Andrew Goodman -- Born 1943 in; kidnapped and savagely murdered 21 June 1964 by KKK and the whites of Mississippi, near the end of his first full day in Mississippi. He was intelligent, unassuming, happy, and outgoing.  He grew up as the second of three sons in a liberal household on the Upper West Side of Manhattan.  Goodman attended the progressive Walden School, widely known for its anti-authoritarian approach to learning. Longing for commitment, he left Queens College   and in April 1964, Goodman applied for and was accepted into the Mississippi Summer Project. 

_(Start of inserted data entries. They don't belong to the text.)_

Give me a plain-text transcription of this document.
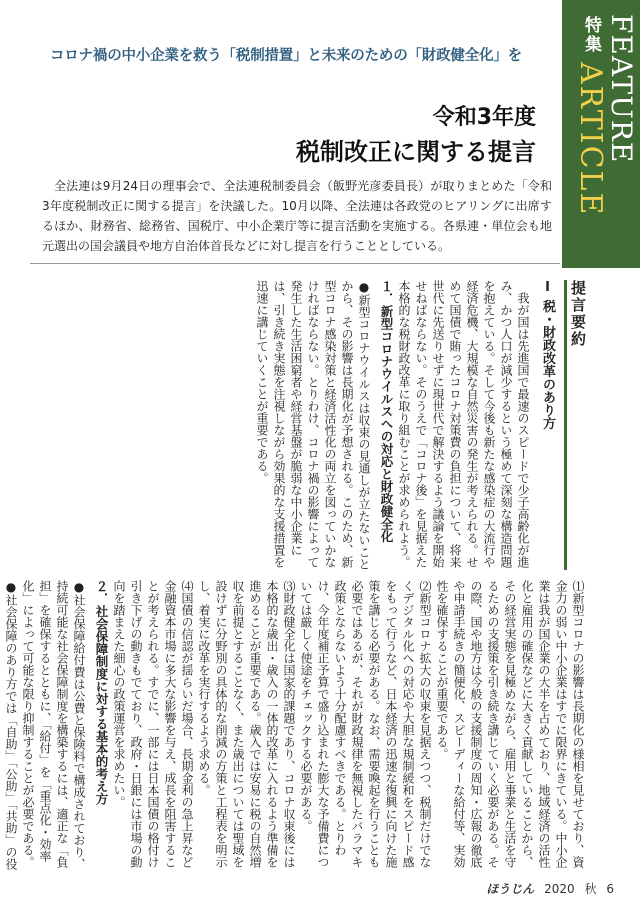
FEATURE
特集
ARTICLE
コロナ禍の中小企業を救う「税制措置」と未来のための「財政健全化」を
令和3年度
税制改正に関する提言
全法連は9月24日の理事会で、全法連税制委員会（飯野光彦委員長）が取りまとめた「令和3年度税制改正に関する提言」を決議した。10月以降、全法連は各政党のヒアリングに出席するほか、財務省、総務省、国税庁、中小企業庁等に提言活動を実施する。各県連・単位会も地元選出の国会議員や地方自治体首長などに対し提言を行うこととしている。
提言要約
Ⅰ 税・財政改革のあり方
我が国は先進国で最速のスピードで少子高齢化が進み、かつ人口が減少するという極めて深刻な構造問題を抱えている。そして今後も新たな感染症の大流行や経済危機、大規模な自然災害の発生が考えられる。せめて国債で賄ったコロナ対策費の負担について、将来世代に先送りせずに現世代で解決するよう議論を開始せねばならない。そのうえで「コロナ後」を見据えた本格的な税財政改革に取り組むことが求められよう。
１．新型コロナウイルスへの対応と財政健全化
●新型コロナウイルスは収束の見通しが立たないことから、その影響は長期化が予想される。このため、新型コロナ感染対策と経済活性化の両立を図っていかなければならない。とりわけ、コロナ禍の影響によって発生した生活困窮者や経営基盤が脆弱な中小企業には、引き続き実態を注視しながら効果的な支援措置を迅速に講じていくことが重要である。
⑴新型コロナの影響は長期化の様相を見せており、資金力の弱い中小企業はすでに限界にきている。中小企業は我が国企業の大半を占めており、地域経済の活性化と雇用の確保などに大きく貢献していることから、その経営実態を見極めながら、雇用と事業と生活を守るための支援策を引き続き講じていく必要がある。その際、国や地方は今般の支援制度の周知・広報の徹底や申請手続きの簡便化、スピーディーな給付等、実効性を確保することが重要である。
⑵新型コロナ拡大の収束を見据えつつ、税制だけでなくデジタル化への対応や大胆な規制緩和をスピード感をもって行うなど、日本経済の迅速な復興に向けた施策を講じる必要がある。なお、需要喚起を行うことも必要ではあるが、それが財政規律を無視したバラマキ政策とならないよう十分配慮すべきである。とりわけ、今年度補正予算で盛り込まれた膨大な予備費については厳しく使途をチェックする必要がある。
⑶財政健全化は国家的課題であり、コロナ収束後には本格的な歳出・歳入の一体的改革に入れるよう準備を進めることが重要である。歳入では安易に税の自然増収を前提とすることなく、また歳出については聖域を設けずに分野別の具体的な削減の方策と工程表を明示し、着実に改革を実行するよう求める。
⑷国債の信認が揺らいだ場合、長期金利の急上昇など金融資本市場に多大な影響を与え、成長を阻害することが考えられる。すでに、一部には日本国債の格付け引き下げの動きもでており、政府・日銀には市場の動向を踏まえた細心の政策運営を求めたい。
２．社会保障制度に対する基本的考え方
●社会保障給付費は公費と保険料で構成されており、持続可能な社会保障制度を構築するには、適正な「負担」を確保するとともに、「給付」を「重点化・効率化」によって可能な限り抑制することが必要である。
●社会保障のあり方では「自助」「公助」「共助」の役
ほうじん 2020 秋 6
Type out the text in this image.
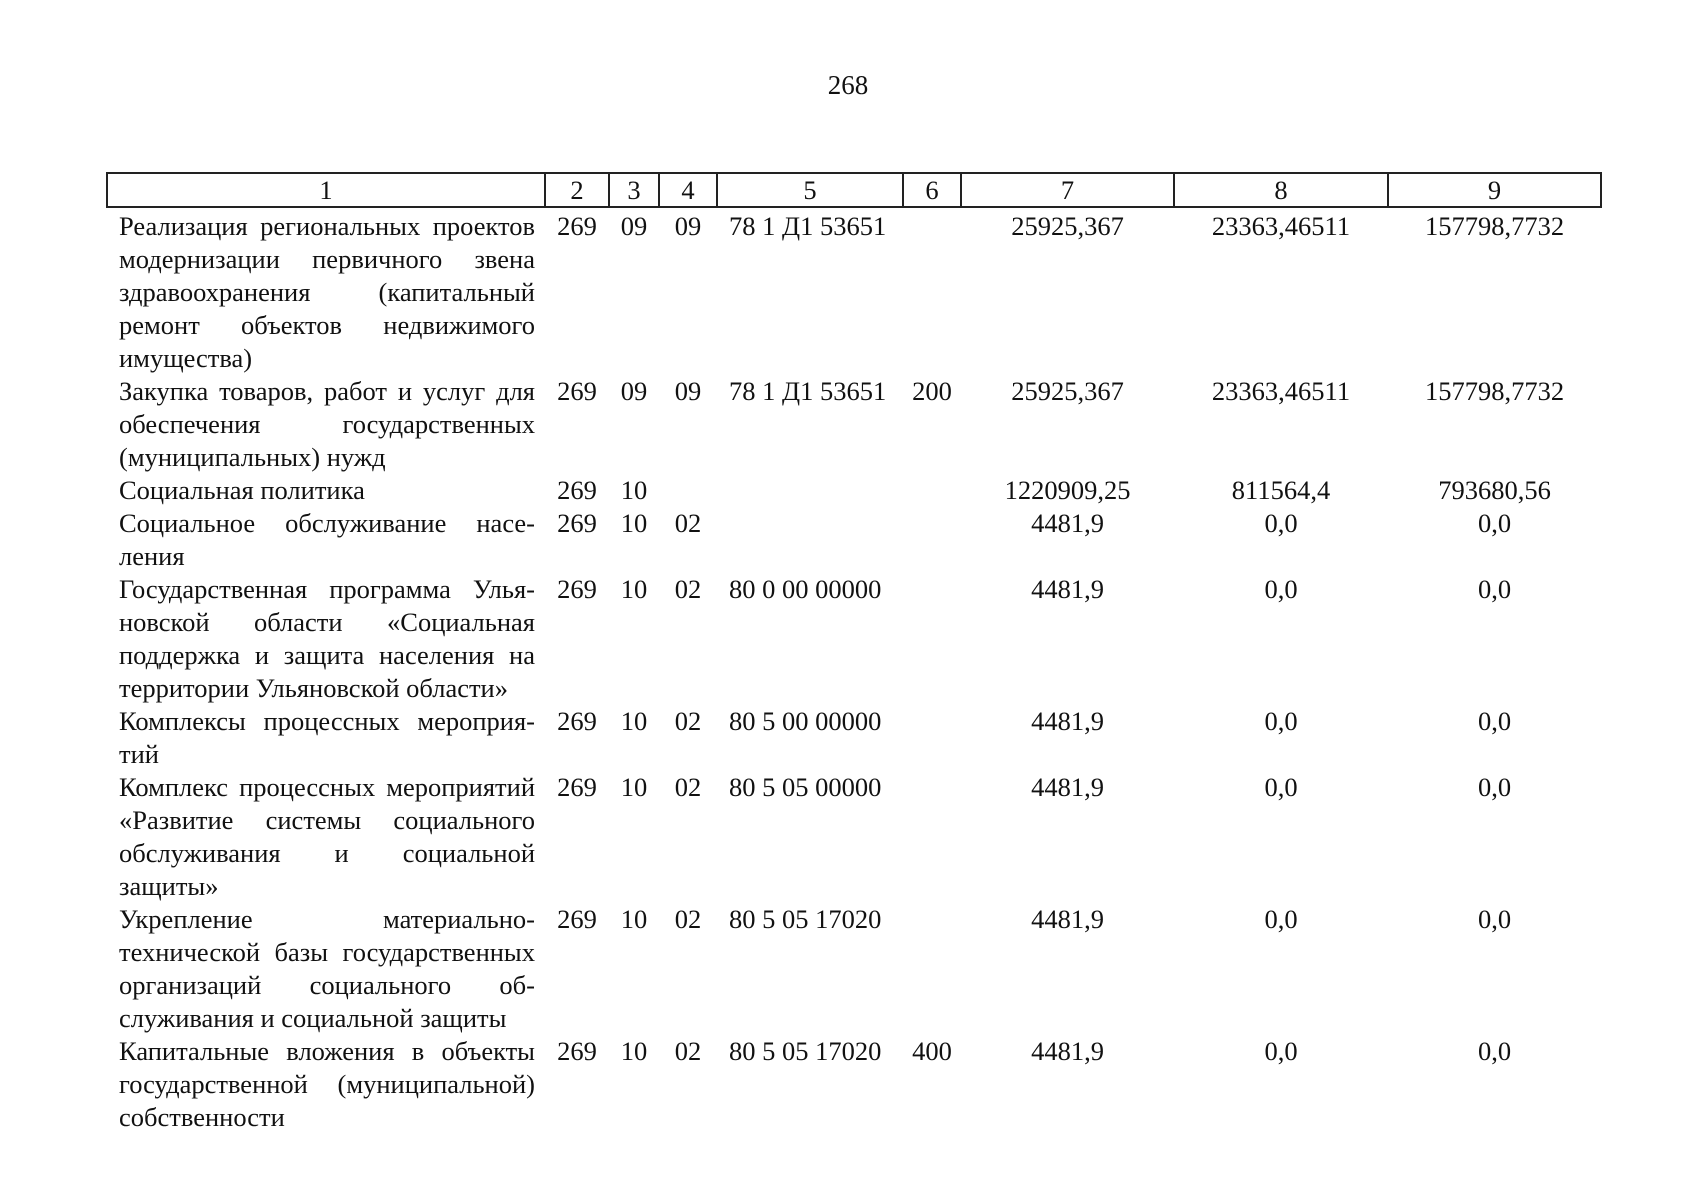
268
1	2	3	4	5	6	7	8	9
Реализация региональных проектов модернизации первичного звена здравоохранения (капитальный ремонт объектов недвижимого имущества)	269	09	09	78 1 Д1 53651		25925,367	23363,46511	157798,7732
Закупка товаров, работ и услуг для обеспечения государственных (муниципальных) нужд	269	09	09	78 1 Д1 53651	200	25925,367	23363,46511	157798,7732
Социальная политика	269	10				1220909,25	811564,4	793680,56
Социальное обслуживание населения	269	10	02			4481,9	0,0	0,0
Государственная программа Ульяновской области «Социальная поддержка и защита населения на территории Ульяновской области»	269	10	02	80 0 00 00000		4481,9	0,0	0,0
Комплексы процессных мероприятий	269	10	02	80 5 00 00000		4481,9	0,0	0,0
Комплекс процессных мероприятий «Развитие системы социального обслуживания и социальной защиты»	269	10	02	80 5 05 00000		4481,9	0,0	0,0
Укрепление материально-технической базы государственных организаций социального обслуживания и социальной защиты	269	10	02	80 5 05 17020		4481,9	0,0	0,0
Капитальные вложения в объекты государственной (муниципальной) собственности	269	10	02	80 5 05 17020	400	4481,9	0,0	0,0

Michael Schwerner -- Born 1939 in New York City; kidnapped and savagely murdered 21 June 1964 by KKK and the whites of Mississippi. Called affectionately "Goatee," Schwerner, 24 years old, came to Mississippi January 1964 with his wife Rita, hired as a CORE field worker. He was the most despised of the three civil rights workers. Imperial Wizard Sam Bowers put out a contract on him in May 1964.

Schwerner was sent to Meridian,  largest city in eastern Mississippi. to organize a community center and other programs. He was the first white civil rights worker to be permanently based outside of the capitol of Jackson. 

In Meridian, Schwerner organized a boycott of a variety store until the store, which sold mostly to blacks, hired its first African American. He determinedly registered blacks to vote. Though he received hate mail and threatening phone calls and police harassment, Schwerner believed he made the right decision in coming to Mississippi, which, he believed was "the decisive battleground for America. Nowhere in the world is the idea of white supremacy more firmly entrenched, or more cancerous, than in Mississippi."

Schwerner was thus the leader of this triad of martyrs and the KKK were really after him and that the other two guys were just in the way and thus killed them as a means of keeping them silenced about their crime. Schwerner was the one with the big balls, so to speak -- a NY boy who didn't realize the absolute madness of an enemy who hated New York white arrogance more than "niggahs."